Snowden restera dans l’histoire comme l’un des lanceurs d’alerte américains les plus conséquents, aux côtés de Daniel Ellsberg et Bradley Manning. Il est responsable de la remise de documents provenant de l’une des organisations les plus secrètes du monde – la NSA.
Dans une note accompagnant la première série de documents qu’il a fournis, il a écrit : « Je comprends que l’on me fera souffrir pour mes actions », mais « je serai satisfait si la fédération de lois secrètes, de pardon inégal et de pouvoirs exécutifs irrésistibles qui gouvernent le monde que j’aime sont révélés ne serait-ce qu’un instant. »
Malgré sa détermination à être dévoilé publiquement, il a insisté à plusieurs reprises sur le fait qu’il veut éviter les projecteurs des médias. « Je ne veux pas de l’attention du public parce que je ne veux pas que l’histoire porte sur moi.

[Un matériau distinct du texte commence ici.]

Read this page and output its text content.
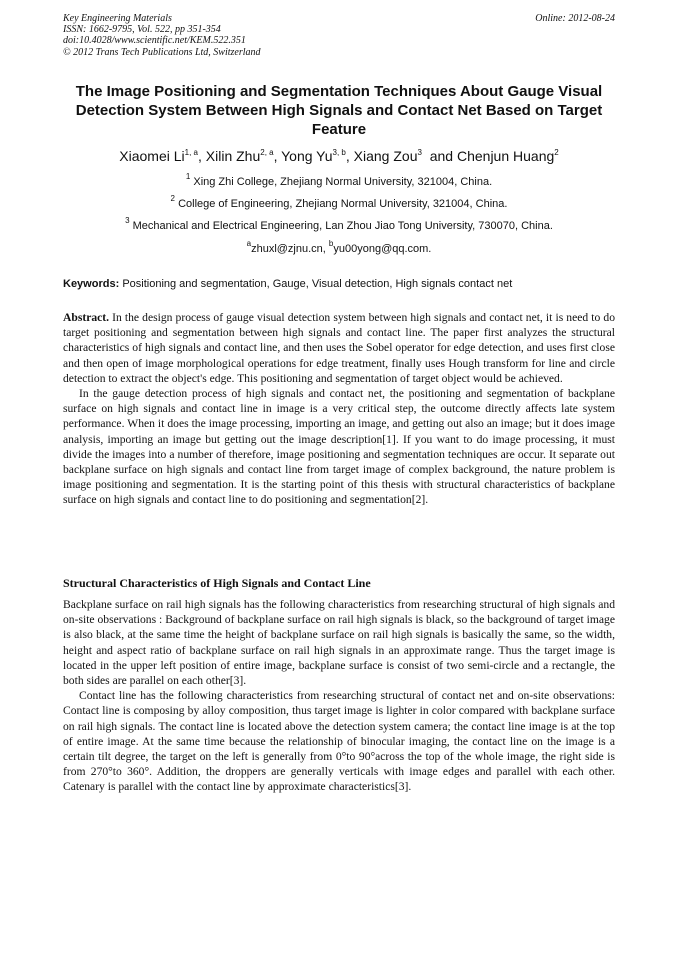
Key Engineering Materials
ISSN: 1662-9795, Vol. 522, pp 351-354
doi:10.4028/www.scientific.net/KEM.522.351
© 2012 Trans Tech Publications Ltd, Switzerland
Online: 2012-08-24
The Image Positioning and Segmentation Techniques About Gauge Visual Detection System Between High Signals and Contact Net Based on Target Feature
Xiaomei Li$^{1, a}$, Xilin Zhu$^{2, a}$, Yong Yu$^{3, b}$, Xiang Zou$^3$  and Chenjun Huang$^2$
$^1$ Xing Zhi College, Zhejiang Normal University, 321004, China.
$^2$ College of Engineering, Zhejiang Normal University, 321004, China.
$^3$ Mechanical and Electrical Engineering, Lan Zhou Jiao Tong University, 730070, China.
$^a$zhuxl@zjnu.cn, $^b$yu00yong@qq.com.
Keywords: Positioning and segmentation, Gauge, Visual detection, High signals contact net

Abstract. In the design process of gauge visual detection system between high signals and contact net, it is need to do target positioning and segmentation between high signals and contact line. The paper first analyzes the structural characteristics of high signals and contact line, and then uses the Sobel operator for edge detection, and uses first close and then open of image morphological operations for edge treatment, finally uses Hough transform for line and circle detection to extract the object's edge. This positioning and segmentation of target object would be achieved.

In the gauge detection process of high signals and contact net, the positioning and segmentation of backplane surface on high signals and contact line in image is a very critical step, the outcome directly affects late system performance. When it does the image processing, importing an image, and getting out also an image; but it does image analysis, importing an image but getting out the image description[1]. If you want to do image processing, it must divide the images into a number of therefore, image positioning and segmentation techniques are occur. It separate out backplane surface on high signals and contact line from target image of complex background, the nature problem is image positioning and segmentation. It is the starting point of this thesis with structural characteristics of backplane surface on high signals and contact line to do positioning and segmentation[2].

Structural Characteristics of High Signals and Contact Line

Backplane surface on rail high signals has the following characteristics from researching structural of high signals and on-site observations : Background of backplane surface on rail high signals is black, so the background of target image is also black, at the same time the height of backplane surface on rail high signals is basically the same, so the width, height and aspect ratio of backplane surface on rail high signals in an approximate range. Thus the target image is located in the upper left position of entire image, backplane surface is consist of two semi-circle and a rectangle, the both sides are parallel on each other[3].

Contact line has the following characteristics from researching structural of contact net and on-site observations: Contact line is composing by alloy composition, thus target image is lighter in color compared with backplane surface on rail high signals. The contact line is located above the detection system camera; the contact line image is at the top of entire image. At the same time because the relationship of binocular imaging, the contact line on the image is a certain tilt degree, the target on the left is generally from 0°to 90°across the top of the whole image, the right side is from 270°to 360°. Addition, the droppers are generally verticals with image edges and parallel with each other. Catenary is parallel with the contact line by approximate characteristics[3].
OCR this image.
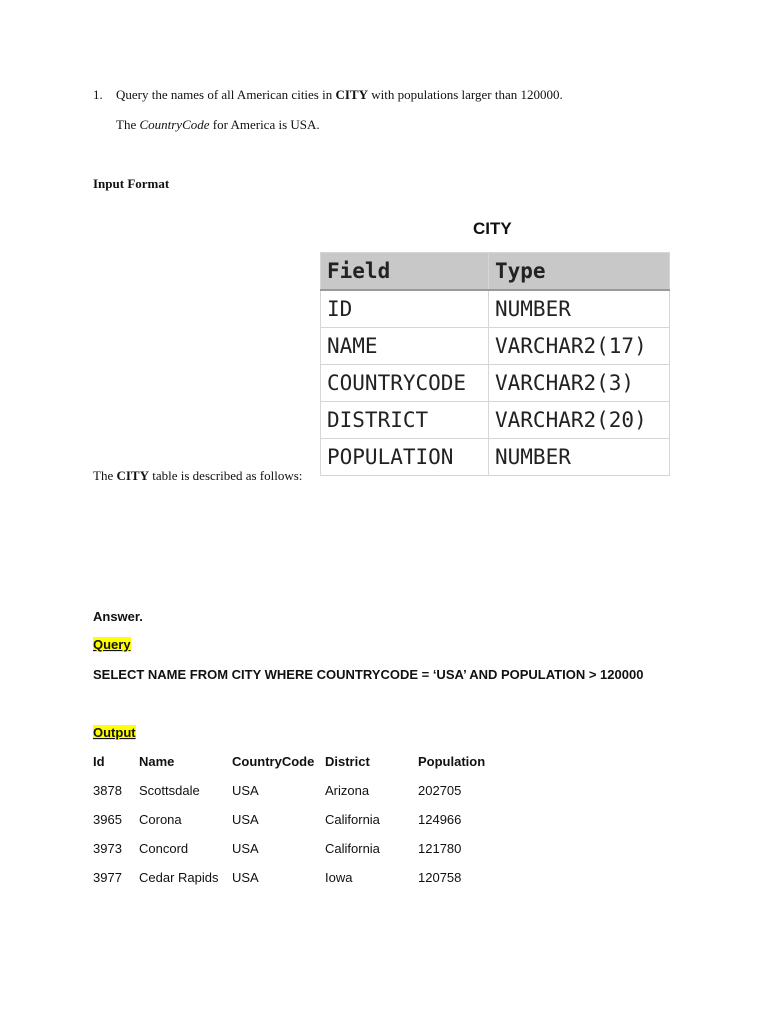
1. Query the names of all American cities in CITY with populations larger than 120000.
The CountryCode for America is USA.
Input Format
CITY
Field	Type
ID	NUMBER
NAME	VARCHAR2(17)
COUNTRYCODE	VARCHAR2(3)
DISTRICT	VARCHAR2(20)
POPULATION	NUMBER
The CITY table is described as follows:
Answer.
Query
SELECT NAME FROM CITY WHERE COUNTRYCODE = ‘USA’ AND POPULATION > 120000
Output
Id	Name	CountryCode	District	Population
3878	Scottsdale	USA	Arizona	202705
3965	Corona	USA	California	124966
3973	Concord	USA	California	121780
3977	Cedar Rapids	USA	Iowa	120758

Je veux qu’elle porte sur ce que fait le gouvernement américain. »
Il ne craint pas les conséquences d’un dévoilement public, a-t-il dit, mais seulement que cela détourne l’attention des questions soulevées par ses révélations. « Je sais que les médias aiment personnaliser les débats politiques, et je sais que le gouvernement va me diaboliser. »
Malgré ces craintes, il garde l’espoir que sa sortie ne détournera pas l’attention du fond de ses révélations. « Je veux vraiment que l’attention soit portée sur ces documents et sur le débat que, je l’espère, cela déclenchera parmi les citoyens du monde entier sur le type de monde dans lequel nous voulons vivre. » Il a ajouté : « Mon seul motif est d’informer le public de ce qui est fait en son nom et de ce qui est fait contre lui. »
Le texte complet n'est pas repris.